Garcia enlisted Dominguez to drive the trailer, and met him the following morning. Alerted by Dycus, FBI special agents observed Dominguez pulling out of the UPRR yard with the stolen cargo in tow. Lopez and Garcia, who were waiting in a gold Lexus parked across the street, led Dominguez to a private warehouse, where they instructed Dominguez to back up to a loading dock. At the same time, three men drove up in a Camaro. According to Dominguez's statement to FBI agents, Garcia and Lopez told the men to stay in the car, park in the shade and wait.
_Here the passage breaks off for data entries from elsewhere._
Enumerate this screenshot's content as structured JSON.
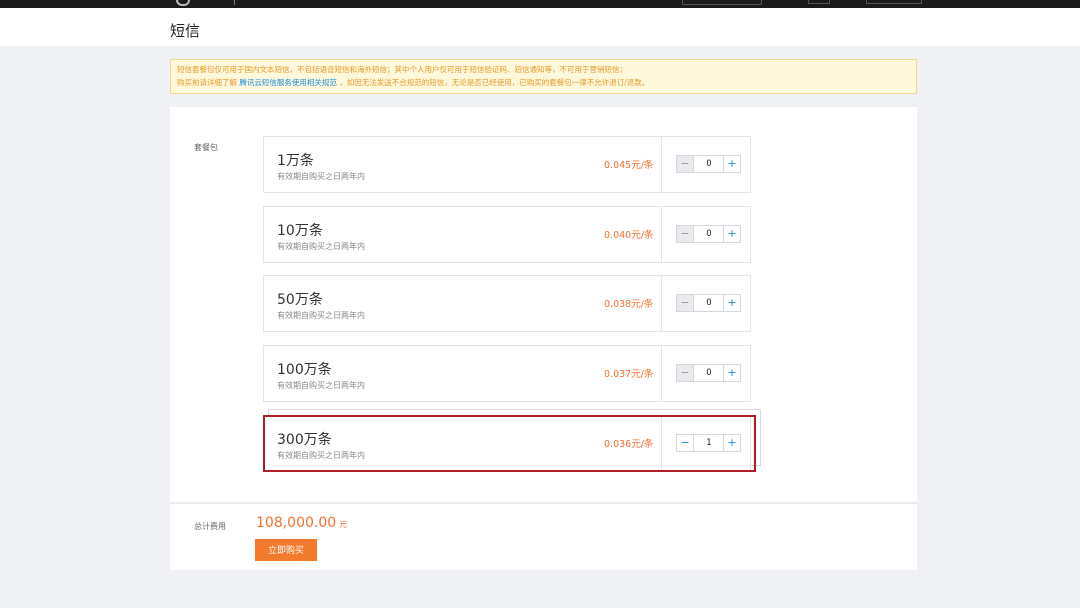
{
  "page": {
    "title": "短信"
  },
  "notice": {
    "line1": "短信套餐包仅可用于国内文本短信，不包括语音短信和海外短信；其中个人用户仅可用于短信验证码、短信通知等，不可用于营销短信；",
    "line2_prefix": "购买前请详细了解",
    "line2_link": "腾讯云短信服务使用相关规范",
    "line2_suffix": "，如因无法发送不合规范的短信，无论是否已经使用，已购买的套餐包一律不允许退订/退款。"
  },
  "packages": {
    "label": "套餐包",
    "items": [
      {
        "name": "1万条",
        "desc": "有效期自购买之日两年内",
        "price": "0.045元/条",
        "qty": "0",
        "minus": "−",
        "plus": "+"
      },
      {
        "name": "10万条",
        "desc": "有效期自购买之日两年内",
        "price": "0.040元/条",
        "qty": "0",
        "minus": "−",
        "plus": "+"
      },
      {
        "name": "50万条",
        "desc": "有效期自购买之日两年内",
        "price": "0.038元/条",
        "qty": "0",
        "minus": "−",
        "plus": "+"
      },
      {
        "name": "100万条",
        "desc": "有效期自购买之日两年内",
        "price": "0.037元/条",
        "qty": "0",
        "minus": "−",
        "plus": "+"
      },
      {
        "name": "300万条",
        "desc": "有效期自购买之日两年内",
        "price": "0.036元/条",
        "qty": "1",
        "minus": "−",
        "plus": "+"
      }
    ]
  },
  "total": {
    "label": "总计费用",
    "amount": "108,000.00",
    "unit": "元"
  },
  "buy_button": {
    "label": "立即购买"
  },
  "colors": {
    "accent_orange": "#f0702d",
    "link_blue": "#1e8cd8",
    "highlight_red": "#b01e28",
    "topbar": "#1b1b1b"
  }
}
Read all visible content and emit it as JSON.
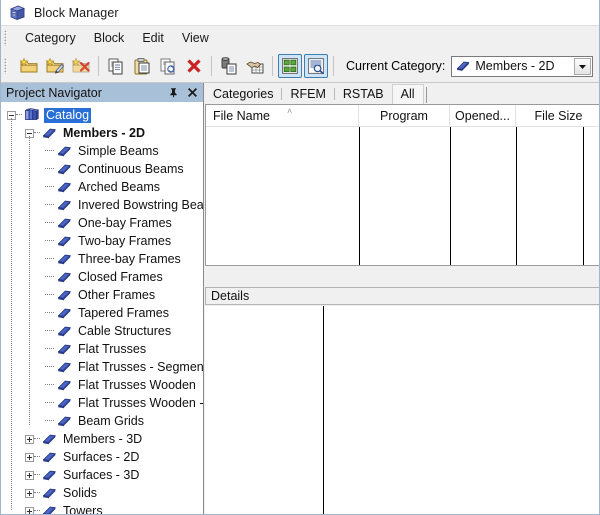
{
  "window": {
    "title": "Block Manager",
    "icon": "block-cabinet-icon"
  },
  "menubar": {
    "items": [
      {
        "label": "Category"
      },
      {
        "label": "Block"
      },
      {
        "label": "Edit"
      },
      {
        "label": "View"
      }
    ]
  },
  "toolbar": {
    "buttons": [
      {
        "name": "new-category-button",
        "icon": "folder-new-icon",
        "pressed": false
      },
      {
        "name": "edit-category-button",
        "icon": "folder-edit-icon",
        "pressed": false
      },
      {
        "name": "delete-category-button",
        "icon": "folder-delete-icon",
        "pressed": false
      },
      {
        "name": "copy-button",
        "icon": "copy-icon",
        "pressed": false
      },
      {
        "name": "paste-button",
        "icon": "paste-icon",
        "pressed": false
      },
      {
        "name": "duplicate-button",
        "icon": "duplicate-icon",
        "pressed": false
      },
      {
        "name": "delete-button",
        "icon": "red-x-icon",
        "pressed": false
      },
      {
        "name": "import-block-button",
        "icon": "block-import-icon",
        "pressed": false
      },
      {
        "name": "export-block-button",
        "icon": "handshake-table-icon",
        "pressed": false
      },
      {
        "name": "thumbnail-view-button",
        "icon": "grid-view-icon",
        "pressed": true
      },
      {
        "name": "details-view-button",
        "icon": "list-search-icon",
        "pressed": true
      }
    ],
    "current_category_label": "Current Category:",
    "current_category_value": "Members - 2D",
    "current_category_icon": "blue-book-icon"
  },
  "navigator": {
    "title": "Project Navigator",
    "pin_icon": "pin-icon",
    "close_icon": "close-icon",
    "tree": [
      {
        "label": "Catalog",
        "depth": 0,
        "icon": "books-stack-icon",
        "expander": "minus",
        "selected": true,
        "bold": false
      },
      {
        "label": "Members - 2D",
        "depth": 1,
        "icon": "blue-book-icon",
        "expander": "minus",
        "selected": false,
        "bold": true
      },
      {
        "label": "Simple Beams",
        "depth": 2,
        "icon": "blue-book-icon",
        "expander": "none",
        "selected": false,
        "bold": false
      },
      {
        "label": "Continuous Beams",
        "depth": 2,
        "icon": "blue-book-icon",
        "expander": "none",
        "selected": false,
        "bold": false
      },
      {
        "label": "Arched Beams",
        "depth": 2,
        "icon": "blue-book-icon",
        "expander": "none",
        "selected": false,
        "bold": false
      },
      {
        "label": "Invered Bowstring Bear",
        "depth": 2,
        "icon": "blue-book-icon",
        "expander": "none",
        "selected": false,
        "bold": false
      },
      {
        "label": "One-bay Frames",
        "depth": 2,
        "icon": "blue-book-icon",
        "expander": "none",
        "selected": false,
        "bold": false
      },
      {
        "label": "Two-bay Frames",
        "depth": 2,
        "icon": "blue-book-icon",
        "expander": "none",
        "selected": false,
        "bold": false
      },
      {
        "label": "Three-bay Frames",
        "depth": 2,
        "icon": "blue-book-icon",
        "expander": "none",
        "selected": false,
        "bold": false
      },
      {
        "label": "Closed Frames",
        "depth": 2,
        "icon": "blue-book-icon",
        "expander": "none",
        "selected": false,
        "bold": false
      },
      {
        "label": "Other Frames",
        "depth": 2,
        "icon": "blue-book-icon",
        "expander": "none",
        "selected": false,
        "bold": false
      },
      {
        "label": "Tapered Frames",
        "depth": 2,
        "icon": "blue-book-icon",
        "expander": "none",
        "selected": false,
        "bold": false
      },
      {
        "label": "Cable Structures",
        "depth": 2,
        "icon": "blue-book-icon",
        "expander": "none",
        "selected": false,
        "bold": false
      },
      {
        "label": "Flat Trusses",
        "depth": 2,
        "icon": "blue-book-icon",
        "expander": "none",
        "selected": false,
        "bold": false
      },
      {
        "label": "Flat Trusses - Segment",
        "depth": 2,
        "icon": "blue-book-icon",
        "expander": "none",
        "selected": false,
        "bold": false
      },
      {
        "label": "Flat Trusses Wooden",
        "depth": 2,
        "icon": "blue-book-icon",
        "expander": "none",
        "selected": false,
        "bold": false
      },
      {
        "label": "Flat Trusses Wooden -",
        "depth": 2,
        "icon": "blue-book-icon",
        "expander": "none",
        "selected": false,
        "bold": false
      },
      {
        "label": "Beam Grids",
        "depth": 2,
        "icon": "blue-book-icon",
        "expander": "none",
        "selected": false,
        "bold": false
      },
      {
        "label": "Members - 3D",
        "depth": 1,
        "icon": "blue-book-icon",
        "expander": "plus",
        "selected": false,
        "bold": false
      },
      {
        "label": "Surfaces - 2D",
        "depth": 1,
        "icon": "blue-book-icon",
        "expander": "plus",
        "selected": false,
        "bold": false
      },
      {
        "label": "Surfaces - 3D",
        "depth": 1,
        "icon": "blue-book-icon",
        "expander": "plus",
        "selected": false,
        "bold": false
      },
      {
        "label": "Solids",
        "depth": 1,
        "icon": "blue-book-icon",
        "expander": "plus",
        "selected": false,
        "bold": false
      },
      {
        "label": "Towers",
        "depth": 1,
        "icon": "blue-book-icon",
        "expander": "plus",
        "selected": false,
        "bold": false
      }
    ]
  },
  "content": {
    "tabs": [
      {
        "label": "Categories",
        "selected": false
      },
      {
        "label": "RFEM",
        "selected": false
      },
      {
        "label": "RSTAB",
        "selected": false
      },
      {
        "label": "All",
        "selected": true
      }
    ],
    "columns": [
      {
        "label": "File Name",
        "sorted": true,
        "sort_caret": "˄"
      },
      {
        "label": "Program",
        "sorted": false,
        "sort_caret": ""
      },
      {
        "label": "Opened...",
        "sorted": false,
        "sort_caret": ""
      },
      {
        "label": "File Size",
        "sorted": false,
        "sort_caret": ""
      }
    ],
    "rows": [],
    "details_title": "Details"
  },
  "colors": {
    "selection_blue": "#2a6fd6",
    "navigator_header": "#a8c0d8",
    "toolbar_bg": "#f0f0f0",
    "pressed_button": "#cfe4f7",
    "pressed_border": "#3c7fb1",
    "book_blue": "#4a66c8",
    "folder_yellow": "#f2cf6a",
    "delete_red": "#cc2222"
  }
}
Garcia told the probation office that all codefendants participated in planning the offense. The presentence report writer concluded that no role adjustment was warranted. Nonetheless, the district court concluded that Garcia was a leader, relying upon, "the totality of everything I know about this case," including Dominguez' postarrest statements as well as testimony of Borroto and Dycus offered at the trial of codefendant Lopez. Garcia argues that Dominguez's statements are unreliable because Dominguez is a liar and uses drugs. He argues further that Borroto's and Dycus's testimony is unreliable because Garcia was not allowed to cross examine them. We reject these arguments.
We have approved a district court's consideration of hearsay evidence at sentencing in the face of a Confrontation Clause challenge. See Petty, 982 F.2d at 1365. We therefore hold that sworn testimony is sufficiently reliable to support a sentencing adjustment. We further hold that Dominguez's statement was reliable, despite his personal problems, in light of the corroborating evidence that Garcia organized this offense. The district court did not abuse its discretion by considering this information, see id. at 1369, and we discern no clear error in its conclusion, see Roberts, 5 F.3d at 371.